User Activation and Touch Events

How it began

I was assigned a task to fix a "bug" in our code that was causing people to have to click a audio play button twice on mobile devices in order to get it to actually play. I started by looking at the code that handled playing the audio file. It looked fairly standared. It was a click event listener written in jQuery that looked something like:

element.on('click touchstart', function() {
  // play audio
  audio.src = 'example-audio-file.mp3';
  audio.load();
  audio.play();
})

I'm only a little familiar with the audio APIs, but right away I made a note to check if we were dealing with promises. Then, I started by setting a breakpoint on and in the event listener handler so I could see the callstack and step through the code. Once I got into the handler, I confirmed that, yes, the audio.play() method did return a promise. So, that wasn't being handled correctly yet, but it shouldn't cause the audio not to play. After stepping through the handler a bit more, I didn't notice anything that would cause the audio not to play. So, changed the handler to async and put the audio methods into a try/catch block to see if I was getting any uncaught issues. I was.

NotAllowedError: The request is not allowed by the user agent or the platform in the current context, possibly because the user denied permission.

Using that error as a place to start from, I began Googling to see if others had run into the issue and what their fixes might have been. The "fixes" were all over the place. Some of the possible fixes included:

I tried all of those with the exception of the ArrayBuffer and none of them totally solved my problem. The closest I was able to come was setting a new event listener on the window like this:

window.addEventListener('touchstart', (e) => {
    const correctElementsToTarget = e.target.closest('.parent-class') || e.target.closest('.other-parent-class');
    if (!correctElementsToTarget) return;

    audio.muted = true;
    audio.play().then(() => audio.pause());
    audio.muted = false;

    // ...
});

This very hacky fix would activate when the user touched the screen in the general area of the audio player, but do so silently so it was ready when the actual play button was pressed. This was not great and I knew it. It was a temporary bandaid. So, I continued to look at the problem, trying different things, but I would always get that NotAllowedError which made no sense since the audio api wasn't being called until the touchstart event was fired. That was surely a user interaction and should qualify as such... right?

NOPE.

After trying all these other methods, I started to look at the actual event that was being triggered. So, I refined my Googling to include user interaction and touchstart. Within a few minutes I came across this article: https://webkit.org/blog/13862/the-user-activation-api/. A little ways into it I came across this:

Safari Blog

As you can see, touchstart isn't considered a trusted user interaction. Only touchend. I was cautiously optimistic, but I wanted to double check, so I consulted the HTML spec as well: https://html.spec.whatwg.org/#activation-triggering-input-event. Sure enough, the blog was right:

HTML Spec

I went back to my code and replaced all the instances of touchstart with touchend, removed the hacky code, and pushed it to dev.
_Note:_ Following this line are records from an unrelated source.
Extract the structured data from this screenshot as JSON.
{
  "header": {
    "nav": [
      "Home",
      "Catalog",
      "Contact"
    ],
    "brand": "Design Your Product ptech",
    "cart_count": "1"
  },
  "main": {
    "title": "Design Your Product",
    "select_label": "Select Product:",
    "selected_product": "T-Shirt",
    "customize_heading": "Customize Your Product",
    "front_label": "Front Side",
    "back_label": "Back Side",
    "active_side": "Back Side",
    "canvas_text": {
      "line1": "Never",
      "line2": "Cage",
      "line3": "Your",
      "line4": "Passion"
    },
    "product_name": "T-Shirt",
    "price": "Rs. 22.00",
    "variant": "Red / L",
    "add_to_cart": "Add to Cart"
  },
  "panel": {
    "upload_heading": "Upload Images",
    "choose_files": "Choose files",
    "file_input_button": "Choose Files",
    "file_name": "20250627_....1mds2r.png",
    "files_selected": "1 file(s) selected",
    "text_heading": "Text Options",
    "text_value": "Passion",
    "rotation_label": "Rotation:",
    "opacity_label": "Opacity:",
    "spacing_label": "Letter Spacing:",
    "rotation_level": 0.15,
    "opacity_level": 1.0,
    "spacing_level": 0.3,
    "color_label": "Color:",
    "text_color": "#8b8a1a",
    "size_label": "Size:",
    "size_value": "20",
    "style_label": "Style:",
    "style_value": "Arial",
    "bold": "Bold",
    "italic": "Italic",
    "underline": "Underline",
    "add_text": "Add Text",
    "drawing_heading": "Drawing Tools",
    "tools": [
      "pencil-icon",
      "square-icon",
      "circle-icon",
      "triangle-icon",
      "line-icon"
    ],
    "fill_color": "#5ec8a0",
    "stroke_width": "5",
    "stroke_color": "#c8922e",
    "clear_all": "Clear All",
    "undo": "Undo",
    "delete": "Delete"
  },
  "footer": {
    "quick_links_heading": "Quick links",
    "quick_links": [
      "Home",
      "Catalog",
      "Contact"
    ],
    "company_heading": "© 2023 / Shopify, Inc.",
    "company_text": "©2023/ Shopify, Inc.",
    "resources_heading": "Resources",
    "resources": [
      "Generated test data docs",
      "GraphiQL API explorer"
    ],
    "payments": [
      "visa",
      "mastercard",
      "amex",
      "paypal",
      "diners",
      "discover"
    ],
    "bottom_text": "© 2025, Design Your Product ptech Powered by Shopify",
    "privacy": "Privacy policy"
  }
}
I pulled out my phone and et voilĂ ! It was working. Tried it in Safari... worked. Chrome... worked. iPad.. worked in both browsers I tested with. I was bemused to say the least. But, that's how it often goes in programming. You search high and low for a solution. Nothing seems to work. No one seems to have any answers, then you find out it's something so simple - a semicolon out of place, a typo, or in this case, a user interaction event that wasn't trusted. A bug that turned out to be a feature.

I hope this blog helps someone avoid the same headaches I had while trying to figure this one out.